Je réponds mécaniquement :

— Et si tout me dépassait, si je me trompais ? Si c'est eux qui avait raison ? Si la mort de ma mère n'avait rien avoir avec tout ça ? Si je mettais tout le monde en danger en restant là ?

— Avec autant de "si" tu pourrais refaire le monde, ajoute Étienne pour faire retomber la pression.

— Ils vont vouloir récupérer le paquet, ça représente une belle somme.

— Comment peux-tu en être si sûr ?

— Parce que j'ai entendu le boss menacer Karl et lui balancer que la valeur de sa vie n'était rien à côté des centaines de milliers d'euros qu'il pourrait se faire s’il vendait au détail.

— C'est affreux, lâche du bout des lèvres Camille qui patientait sur le seuil de la chambre.

— Je réalise qu'avec tout cet argent, nous pourrions être des princes.

— Il brûlerai vos doigts, vous le regretteriez précise Bruno qui écoutait jusqu'à présent sans broncher.

— J'ai aussi trouvé une enveloppe avec le logo de l'hôpital et là je n'ai qu'une envie : la brûler.

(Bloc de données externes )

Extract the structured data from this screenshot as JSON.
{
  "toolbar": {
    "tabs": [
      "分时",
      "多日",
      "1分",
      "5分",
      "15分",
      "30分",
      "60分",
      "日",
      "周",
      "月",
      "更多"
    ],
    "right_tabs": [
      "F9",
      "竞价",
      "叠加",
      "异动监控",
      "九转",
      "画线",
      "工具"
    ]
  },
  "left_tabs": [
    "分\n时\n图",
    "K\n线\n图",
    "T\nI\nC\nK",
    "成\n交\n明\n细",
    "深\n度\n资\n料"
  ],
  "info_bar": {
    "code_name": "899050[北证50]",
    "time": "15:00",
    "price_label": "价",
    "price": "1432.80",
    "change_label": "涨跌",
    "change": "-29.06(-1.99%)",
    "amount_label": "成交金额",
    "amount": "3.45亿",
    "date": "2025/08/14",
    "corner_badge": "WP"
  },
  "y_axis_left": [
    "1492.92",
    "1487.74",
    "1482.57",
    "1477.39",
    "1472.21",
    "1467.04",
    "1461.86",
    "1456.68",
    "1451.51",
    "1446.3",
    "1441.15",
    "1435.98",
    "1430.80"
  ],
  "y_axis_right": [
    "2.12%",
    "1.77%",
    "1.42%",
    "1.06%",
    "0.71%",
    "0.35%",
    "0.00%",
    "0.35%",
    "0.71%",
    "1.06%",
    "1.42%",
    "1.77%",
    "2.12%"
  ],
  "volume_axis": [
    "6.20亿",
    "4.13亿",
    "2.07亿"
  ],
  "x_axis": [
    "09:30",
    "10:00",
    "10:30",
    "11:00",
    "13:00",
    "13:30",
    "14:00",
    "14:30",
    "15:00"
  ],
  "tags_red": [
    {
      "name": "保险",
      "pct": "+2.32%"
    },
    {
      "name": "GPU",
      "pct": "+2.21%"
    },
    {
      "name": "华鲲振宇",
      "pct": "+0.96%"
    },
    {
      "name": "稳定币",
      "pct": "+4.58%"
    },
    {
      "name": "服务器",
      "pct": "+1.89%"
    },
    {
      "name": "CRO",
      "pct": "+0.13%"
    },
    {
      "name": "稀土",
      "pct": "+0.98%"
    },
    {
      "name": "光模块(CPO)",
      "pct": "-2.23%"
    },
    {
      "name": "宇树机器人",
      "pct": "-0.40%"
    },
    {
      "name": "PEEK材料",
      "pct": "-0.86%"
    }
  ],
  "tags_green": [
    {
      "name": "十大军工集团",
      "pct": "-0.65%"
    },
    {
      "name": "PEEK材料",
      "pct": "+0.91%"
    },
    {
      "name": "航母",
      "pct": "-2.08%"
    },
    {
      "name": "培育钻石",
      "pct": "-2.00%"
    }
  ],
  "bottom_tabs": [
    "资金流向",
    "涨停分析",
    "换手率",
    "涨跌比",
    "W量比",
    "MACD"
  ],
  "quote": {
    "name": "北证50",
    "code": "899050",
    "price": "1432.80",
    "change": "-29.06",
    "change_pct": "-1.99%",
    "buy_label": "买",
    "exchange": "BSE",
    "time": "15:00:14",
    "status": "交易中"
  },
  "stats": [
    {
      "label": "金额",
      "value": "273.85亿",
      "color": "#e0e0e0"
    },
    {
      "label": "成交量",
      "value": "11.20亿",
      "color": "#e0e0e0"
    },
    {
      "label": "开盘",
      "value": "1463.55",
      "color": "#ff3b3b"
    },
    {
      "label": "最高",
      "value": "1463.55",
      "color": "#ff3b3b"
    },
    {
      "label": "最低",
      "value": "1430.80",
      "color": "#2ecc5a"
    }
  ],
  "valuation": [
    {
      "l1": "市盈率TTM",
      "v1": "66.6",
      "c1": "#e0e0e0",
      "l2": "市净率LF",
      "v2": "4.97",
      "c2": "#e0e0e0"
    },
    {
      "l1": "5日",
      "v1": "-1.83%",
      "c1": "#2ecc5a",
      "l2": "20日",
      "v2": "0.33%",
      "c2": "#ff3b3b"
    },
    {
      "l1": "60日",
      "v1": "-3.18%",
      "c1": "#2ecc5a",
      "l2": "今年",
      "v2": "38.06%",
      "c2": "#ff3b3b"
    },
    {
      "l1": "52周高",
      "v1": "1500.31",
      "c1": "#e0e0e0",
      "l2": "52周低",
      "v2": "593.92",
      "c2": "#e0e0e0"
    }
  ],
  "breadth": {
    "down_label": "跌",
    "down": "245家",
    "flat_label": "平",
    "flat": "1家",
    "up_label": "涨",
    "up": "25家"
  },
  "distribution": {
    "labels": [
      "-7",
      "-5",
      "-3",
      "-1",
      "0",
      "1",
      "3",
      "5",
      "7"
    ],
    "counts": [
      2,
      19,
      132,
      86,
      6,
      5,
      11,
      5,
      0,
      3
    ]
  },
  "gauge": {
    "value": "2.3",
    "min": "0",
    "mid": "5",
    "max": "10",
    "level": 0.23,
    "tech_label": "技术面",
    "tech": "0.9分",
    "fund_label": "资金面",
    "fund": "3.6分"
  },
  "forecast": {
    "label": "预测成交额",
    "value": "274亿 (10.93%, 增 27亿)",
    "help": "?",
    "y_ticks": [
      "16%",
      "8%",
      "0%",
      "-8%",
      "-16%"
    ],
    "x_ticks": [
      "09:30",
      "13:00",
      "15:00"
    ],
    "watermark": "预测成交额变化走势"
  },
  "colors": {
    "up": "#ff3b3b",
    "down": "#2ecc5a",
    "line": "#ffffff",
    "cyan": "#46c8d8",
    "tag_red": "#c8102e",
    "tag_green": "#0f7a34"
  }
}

— Sûrement pas mon choupinou, nous sommes tous là pour t'aider. Nous allons nous serrer les coudes, ils n'ont qu'à bien se tenir. S'ils se pointent, ils prendront conscience qu'ici on ne joue pas au caïd sans y laisser des plumes. N'est-ce pas les garçons ? ajoute Pierrette en regardant Bruno et Étienne.

— Grandma, ils sont dangereux, ils n'hésiteront pas…

— Eh bien moi non plus, dit-elle en désignant le trou dans le plancher.

— Et ça va chier dans l'ventilo, ajoute Mimie avec un sourire jusqu'aux oreilles.